# Blink and Artifact Cleanup (Detailed)

#### 2020-03-09

This vignette contains detailed information regarding the automatic and manual cleanup of blinks and artifacts in the pupil size data. The package contains functions which are meant to provide cleaning that is reproducible and that can be done across multiple sessions.

## Automatic cleanup

There are two functions (clean_blink and clean_artifact) for detecting and removing artifacts related to blinks and other eye movement. The functions, which can be used independently or sequentially, implement differential and distributional detection algorithms (explained in more detail below). The detected data points are then marked with NA. In both cases, the algorithm can be adjusted using parameters which control the scope and sensitivity of the detection. Note that the two functions can either be used in conjunction with one another sequentially, or completely independently.
The example below shows how to use them sequentially

Here will we will focus on Event 16892.8, seen in the figure below.
There is one marked blink (the first) and one un-marked artifact (the second).

### Verifying the cleanup

Because clean_blink is an automatic cleaning function, users may want to verify the effect of the cleaning. This may be helpful in determining if cleaning was effective, or to selective revert events for which cleaning was overly aggressive. The function verify_cleanup_app opens and interactive app and loads the desired log file. The user can quickly scan through the events, and if desired, can click the Revert Event Cleanup button to revert the event back to its most recent previous state (prior to running the cleanup function). Upon clicking the revert button, the status of the event in the log file will be changed and the file will be rewritten into the working directory.

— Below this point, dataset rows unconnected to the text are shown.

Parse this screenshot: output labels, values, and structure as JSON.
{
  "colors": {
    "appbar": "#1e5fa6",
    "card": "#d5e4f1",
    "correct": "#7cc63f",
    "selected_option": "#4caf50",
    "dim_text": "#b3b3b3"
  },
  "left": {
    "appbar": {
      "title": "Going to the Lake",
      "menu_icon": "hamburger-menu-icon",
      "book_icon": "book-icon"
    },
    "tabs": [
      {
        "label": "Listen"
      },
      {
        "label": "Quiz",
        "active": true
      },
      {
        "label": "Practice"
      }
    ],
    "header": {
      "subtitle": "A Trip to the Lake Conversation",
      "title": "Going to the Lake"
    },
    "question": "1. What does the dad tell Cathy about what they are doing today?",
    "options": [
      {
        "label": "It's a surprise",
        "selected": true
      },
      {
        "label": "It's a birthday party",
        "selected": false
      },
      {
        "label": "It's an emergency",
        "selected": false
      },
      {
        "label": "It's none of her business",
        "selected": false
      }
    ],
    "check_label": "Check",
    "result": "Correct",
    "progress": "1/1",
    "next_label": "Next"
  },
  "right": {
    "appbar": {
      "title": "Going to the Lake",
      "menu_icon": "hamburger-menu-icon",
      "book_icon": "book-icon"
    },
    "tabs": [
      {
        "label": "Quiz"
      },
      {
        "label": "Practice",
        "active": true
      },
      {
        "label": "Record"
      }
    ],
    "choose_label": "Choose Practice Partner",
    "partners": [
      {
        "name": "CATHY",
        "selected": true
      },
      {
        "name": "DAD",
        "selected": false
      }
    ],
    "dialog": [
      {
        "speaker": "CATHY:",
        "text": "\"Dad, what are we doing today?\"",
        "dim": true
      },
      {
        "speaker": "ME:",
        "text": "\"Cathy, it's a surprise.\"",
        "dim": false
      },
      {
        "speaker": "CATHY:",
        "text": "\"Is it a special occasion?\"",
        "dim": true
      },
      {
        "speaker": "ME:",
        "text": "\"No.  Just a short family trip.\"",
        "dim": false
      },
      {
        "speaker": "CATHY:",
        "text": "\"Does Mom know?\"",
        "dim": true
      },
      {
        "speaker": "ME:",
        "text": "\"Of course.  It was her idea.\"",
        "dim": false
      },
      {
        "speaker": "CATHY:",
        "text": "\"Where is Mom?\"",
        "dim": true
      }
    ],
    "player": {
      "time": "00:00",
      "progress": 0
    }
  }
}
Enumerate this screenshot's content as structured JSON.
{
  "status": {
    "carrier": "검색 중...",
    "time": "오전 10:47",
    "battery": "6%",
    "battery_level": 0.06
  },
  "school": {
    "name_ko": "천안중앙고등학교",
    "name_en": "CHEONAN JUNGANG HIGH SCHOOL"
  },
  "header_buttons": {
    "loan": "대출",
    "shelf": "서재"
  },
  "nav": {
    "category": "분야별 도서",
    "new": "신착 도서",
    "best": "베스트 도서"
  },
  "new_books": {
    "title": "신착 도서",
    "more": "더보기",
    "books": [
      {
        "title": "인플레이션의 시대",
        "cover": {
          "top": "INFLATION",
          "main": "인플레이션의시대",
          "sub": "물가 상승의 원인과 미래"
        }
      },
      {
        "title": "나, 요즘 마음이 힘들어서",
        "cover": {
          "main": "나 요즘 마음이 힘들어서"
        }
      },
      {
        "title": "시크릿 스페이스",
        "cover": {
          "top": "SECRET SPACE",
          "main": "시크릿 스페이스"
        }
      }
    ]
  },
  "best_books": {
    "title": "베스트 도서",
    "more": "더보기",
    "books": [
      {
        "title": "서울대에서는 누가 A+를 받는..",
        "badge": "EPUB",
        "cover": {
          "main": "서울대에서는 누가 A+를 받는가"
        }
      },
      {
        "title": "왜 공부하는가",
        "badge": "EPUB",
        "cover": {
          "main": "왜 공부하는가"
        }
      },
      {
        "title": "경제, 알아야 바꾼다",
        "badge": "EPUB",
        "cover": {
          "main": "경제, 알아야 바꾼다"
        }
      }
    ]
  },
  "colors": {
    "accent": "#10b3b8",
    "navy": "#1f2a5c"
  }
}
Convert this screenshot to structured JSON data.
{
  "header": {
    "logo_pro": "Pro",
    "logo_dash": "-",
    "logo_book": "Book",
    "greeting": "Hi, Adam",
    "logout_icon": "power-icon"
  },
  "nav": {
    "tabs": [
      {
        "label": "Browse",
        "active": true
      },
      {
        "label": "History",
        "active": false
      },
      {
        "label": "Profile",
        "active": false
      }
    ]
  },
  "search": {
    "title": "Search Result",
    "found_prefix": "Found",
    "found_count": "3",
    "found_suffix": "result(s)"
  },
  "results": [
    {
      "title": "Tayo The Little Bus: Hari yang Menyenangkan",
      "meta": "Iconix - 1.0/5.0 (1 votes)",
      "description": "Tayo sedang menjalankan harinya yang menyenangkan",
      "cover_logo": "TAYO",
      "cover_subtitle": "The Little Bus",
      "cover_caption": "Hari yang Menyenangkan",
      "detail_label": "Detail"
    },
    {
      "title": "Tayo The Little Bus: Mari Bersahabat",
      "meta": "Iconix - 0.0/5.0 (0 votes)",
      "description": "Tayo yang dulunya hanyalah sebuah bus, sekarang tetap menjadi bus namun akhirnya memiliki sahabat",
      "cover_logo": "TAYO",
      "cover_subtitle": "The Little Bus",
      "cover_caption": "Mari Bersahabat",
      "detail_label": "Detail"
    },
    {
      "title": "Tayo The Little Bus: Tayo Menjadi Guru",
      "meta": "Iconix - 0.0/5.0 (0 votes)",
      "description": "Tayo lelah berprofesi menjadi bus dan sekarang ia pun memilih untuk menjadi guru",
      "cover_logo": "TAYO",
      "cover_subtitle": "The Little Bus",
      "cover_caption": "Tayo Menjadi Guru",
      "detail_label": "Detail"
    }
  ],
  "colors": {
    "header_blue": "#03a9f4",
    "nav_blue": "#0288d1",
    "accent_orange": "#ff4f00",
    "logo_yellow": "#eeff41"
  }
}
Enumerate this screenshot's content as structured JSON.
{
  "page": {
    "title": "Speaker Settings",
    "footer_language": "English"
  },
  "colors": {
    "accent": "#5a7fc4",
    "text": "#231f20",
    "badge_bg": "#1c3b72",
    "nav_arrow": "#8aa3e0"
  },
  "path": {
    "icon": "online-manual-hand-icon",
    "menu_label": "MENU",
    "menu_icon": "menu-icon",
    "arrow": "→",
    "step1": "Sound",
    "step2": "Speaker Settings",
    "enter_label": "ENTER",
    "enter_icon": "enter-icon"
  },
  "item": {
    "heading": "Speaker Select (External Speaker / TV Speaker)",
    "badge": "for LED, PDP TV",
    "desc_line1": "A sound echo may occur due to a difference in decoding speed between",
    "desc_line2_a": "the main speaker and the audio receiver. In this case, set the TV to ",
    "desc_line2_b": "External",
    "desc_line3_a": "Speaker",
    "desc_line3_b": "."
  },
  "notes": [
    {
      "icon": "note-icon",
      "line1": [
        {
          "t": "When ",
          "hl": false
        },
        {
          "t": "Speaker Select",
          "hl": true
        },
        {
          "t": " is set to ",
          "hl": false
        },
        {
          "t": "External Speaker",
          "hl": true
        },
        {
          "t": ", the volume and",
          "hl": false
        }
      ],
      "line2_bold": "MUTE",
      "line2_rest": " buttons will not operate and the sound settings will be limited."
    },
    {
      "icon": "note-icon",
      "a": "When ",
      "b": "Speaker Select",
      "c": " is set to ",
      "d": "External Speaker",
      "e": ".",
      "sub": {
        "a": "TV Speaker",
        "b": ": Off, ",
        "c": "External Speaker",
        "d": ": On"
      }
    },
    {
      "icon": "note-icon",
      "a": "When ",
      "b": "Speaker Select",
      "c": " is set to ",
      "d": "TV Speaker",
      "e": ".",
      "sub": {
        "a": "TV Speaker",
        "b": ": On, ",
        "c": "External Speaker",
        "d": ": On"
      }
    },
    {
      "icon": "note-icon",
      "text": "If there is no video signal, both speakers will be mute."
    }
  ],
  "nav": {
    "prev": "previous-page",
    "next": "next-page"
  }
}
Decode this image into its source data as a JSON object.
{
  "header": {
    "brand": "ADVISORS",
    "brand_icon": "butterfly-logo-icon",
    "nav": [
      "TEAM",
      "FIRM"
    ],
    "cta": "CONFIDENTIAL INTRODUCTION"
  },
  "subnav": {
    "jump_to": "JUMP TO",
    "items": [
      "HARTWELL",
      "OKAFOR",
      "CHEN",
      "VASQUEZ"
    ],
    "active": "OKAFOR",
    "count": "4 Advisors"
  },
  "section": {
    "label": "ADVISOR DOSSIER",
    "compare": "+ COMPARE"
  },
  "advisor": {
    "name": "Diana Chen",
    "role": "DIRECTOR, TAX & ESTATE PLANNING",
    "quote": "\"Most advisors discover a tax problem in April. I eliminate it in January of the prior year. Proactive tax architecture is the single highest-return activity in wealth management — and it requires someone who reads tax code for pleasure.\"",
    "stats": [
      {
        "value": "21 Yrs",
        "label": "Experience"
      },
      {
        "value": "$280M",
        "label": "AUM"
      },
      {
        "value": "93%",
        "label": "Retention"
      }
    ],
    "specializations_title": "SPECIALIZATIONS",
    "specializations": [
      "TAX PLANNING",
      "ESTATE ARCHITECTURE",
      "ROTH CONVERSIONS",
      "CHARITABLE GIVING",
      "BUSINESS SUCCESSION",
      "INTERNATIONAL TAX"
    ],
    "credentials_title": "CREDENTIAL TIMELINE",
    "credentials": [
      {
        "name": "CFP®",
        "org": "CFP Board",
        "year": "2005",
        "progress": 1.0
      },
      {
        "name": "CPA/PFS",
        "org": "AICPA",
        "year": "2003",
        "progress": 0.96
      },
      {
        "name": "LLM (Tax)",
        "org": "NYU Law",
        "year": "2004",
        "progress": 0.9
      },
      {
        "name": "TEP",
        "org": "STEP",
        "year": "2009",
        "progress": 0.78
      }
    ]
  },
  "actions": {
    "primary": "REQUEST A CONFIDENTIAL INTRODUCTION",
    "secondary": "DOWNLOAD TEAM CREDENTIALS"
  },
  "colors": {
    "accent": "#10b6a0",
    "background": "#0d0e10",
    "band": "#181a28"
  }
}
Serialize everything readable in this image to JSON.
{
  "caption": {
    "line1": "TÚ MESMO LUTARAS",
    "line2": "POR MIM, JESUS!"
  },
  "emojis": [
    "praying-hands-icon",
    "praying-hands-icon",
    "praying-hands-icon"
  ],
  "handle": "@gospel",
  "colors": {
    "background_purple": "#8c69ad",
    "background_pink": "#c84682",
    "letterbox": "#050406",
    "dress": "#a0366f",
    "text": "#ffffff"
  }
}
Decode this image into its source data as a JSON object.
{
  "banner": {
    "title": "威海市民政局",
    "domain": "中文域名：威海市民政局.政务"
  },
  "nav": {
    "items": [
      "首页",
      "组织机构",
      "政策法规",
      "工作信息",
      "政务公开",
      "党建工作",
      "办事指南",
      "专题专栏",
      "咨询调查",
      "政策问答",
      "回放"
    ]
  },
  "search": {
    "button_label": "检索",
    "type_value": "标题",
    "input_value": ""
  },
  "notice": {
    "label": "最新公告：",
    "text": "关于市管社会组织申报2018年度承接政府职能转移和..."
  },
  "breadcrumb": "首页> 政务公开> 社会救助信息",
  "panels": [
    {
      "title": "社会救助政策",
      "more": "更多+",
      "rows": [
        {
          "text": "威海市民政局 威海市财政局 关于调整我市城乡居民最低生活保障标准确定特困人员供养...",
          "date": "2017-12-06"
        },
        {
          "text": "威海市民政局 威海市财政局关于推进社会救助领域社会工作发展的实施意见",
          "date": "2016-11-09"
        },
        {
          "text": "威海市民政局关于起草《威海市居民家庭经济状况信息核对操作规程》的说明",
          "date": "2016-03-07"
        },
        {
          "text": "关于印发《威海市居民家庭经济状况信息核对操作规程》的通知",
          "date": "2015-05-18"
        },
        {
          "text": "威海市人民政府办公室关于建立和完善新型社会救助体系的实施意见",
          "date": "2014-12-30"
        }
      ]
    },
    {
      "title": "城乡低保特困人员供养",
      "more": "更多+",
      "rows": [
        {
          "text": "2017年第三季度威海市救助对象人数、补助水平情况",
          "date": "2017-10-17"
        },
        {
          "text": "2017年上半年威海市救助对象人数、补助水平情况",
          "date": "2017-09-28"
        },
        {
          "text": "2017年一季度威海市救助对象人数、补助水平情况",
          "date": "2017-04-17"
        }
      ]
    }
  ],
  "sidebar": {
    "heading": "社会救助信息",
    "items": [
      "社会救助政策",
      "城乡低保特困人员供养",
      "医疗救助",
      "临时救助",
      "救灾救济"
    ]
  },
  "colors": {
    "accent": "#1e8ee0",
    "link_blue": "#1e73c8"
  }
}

verify_cleanup_app(datblink, LogFile = paste0(tempdir(),"/BlinkCleanupLog.rds"))

Importantly, this app only modifies the entry in the log file, not the pupil size data in the data frame. This is to provide both a record of changes as well as control over the processing. In order to carry out any modifications to the cleanup, it is necessary to use the function apply_cleanup_change. As the changes are based solely on the log file, the specific filename must be provided.

datblink <- apply_cleanup_change(datblink, LogFile = paste0(tempdir(),"/BlinkCleanupLog.rds"))
## Loading file /tmp/RtmpBoEzMG/BlinkCleanupLog.rds
## Changing cleanup based on  /tmp/RtmpBoEzMG/BlinkCleanupLog.rds

### Unmarked artifacts

Not all artifacts related to blinks are automatically detected by the SR eyetracking software, see figure above. To detect these unmarked blinks and other artifacts, a second function, clean_artifact, is provided.
It implements a distributional method (described in more detail below) to detect potentially extreme data points.

This algorithm first divides the times series into windows, the size of which is specified in milliseconds using MADWindow. Within each window the median absolute deviation (MAD) of the pupil size data is calculated. This is used to detect which windows contain extreme variability (potentially containing outliers). This is determined based on the value provided in MADConstant, which controls the sensitivity threshold. The higher the constant the more extreme value is needed to trigger cleaning.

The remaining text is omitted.